E così ieri, nella migliore tradizione della sinistra, ho provato a fare autocritica e ho acceso radiodue mentre andava in onda caterpillar.
Lettori e lettrici.
Io vi invito sinceramente a sentire il podcast della puntata di ieri 29 settembre.
Ma dico io!!!
orse ho avuto la sfiga di ascoltare la puntata sbagliata, fatto sta che i due conduttori provavano a fare quelli che vogliono le pari opportunità e contattavano esponenti di associazioni di donne che si battevano per le pari opportunità in politica.
Madonnina delle rose!!!!
Oltre a non essere in grado di fare discorsi di genere non si erano manco informati su quello di cui stavano parlando, e provavano a fare dell’ironia spiccia con l’intervistata che, per loro disgrazia, era invece una donna piuttosto preparata e ha continuato un discorso serio e sensato scansando una dopo l’altra le battute e gli interventi assolutamente fuori luogo dei caterpilli. Ero indignata. Dopo aver sentito Ardemagni dire che “al salone di milano c’è molta gnocca” non pensavo di ascoltare discorsi parimenti veteromachisti su radiodue. Ora dico io. Se uno vuole far finta di essere emancipato e non lo è, e per questo prende qualche scivolone, e se tutto questo capita su una radiolina privata tipo radiocelhoduro, fin qui tutto bene. Ma su radiodue, all’interno di un programma che vuole fare la voce alternativa, che lancia campagne di sensibilizzazione sui temi più svariati, un discorso così io non lo posso sopportare.

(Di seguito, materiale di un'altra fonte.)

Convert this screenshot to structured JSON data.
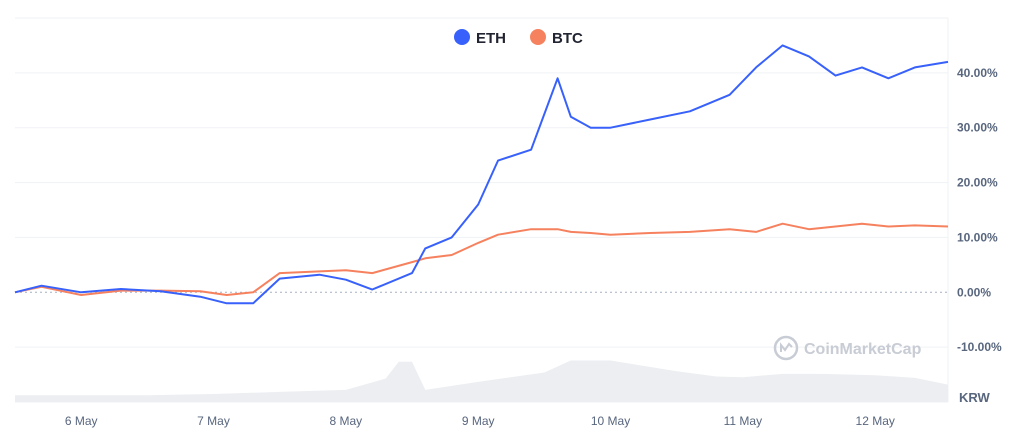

Forse i conduttori di caterpillar dovrebbero fare un corso di aggiornamento. Glie lo potremmo tenere io e le ragazze di Guai a chi ci tocca. E potremo allargarlo anche a molti dei conduttori di radiorai. Sarebbe un’esperienza sicuramente singolare, io potrei scrivere un libro sui conduttori rai come casi sociali e forse Feltrinelli me lo pubblicherebbe, visto che ha pubblicato pure simili libelli di uno dei conduttori di caterpillar.
Il mio ego ipertrofico suggerisce che forse si, forse è proprio un caso, se io e i compagni e le compagne di radio kairos siamo a radio kairos a lavorare aggratis e quelli di radio due stanno su radio due.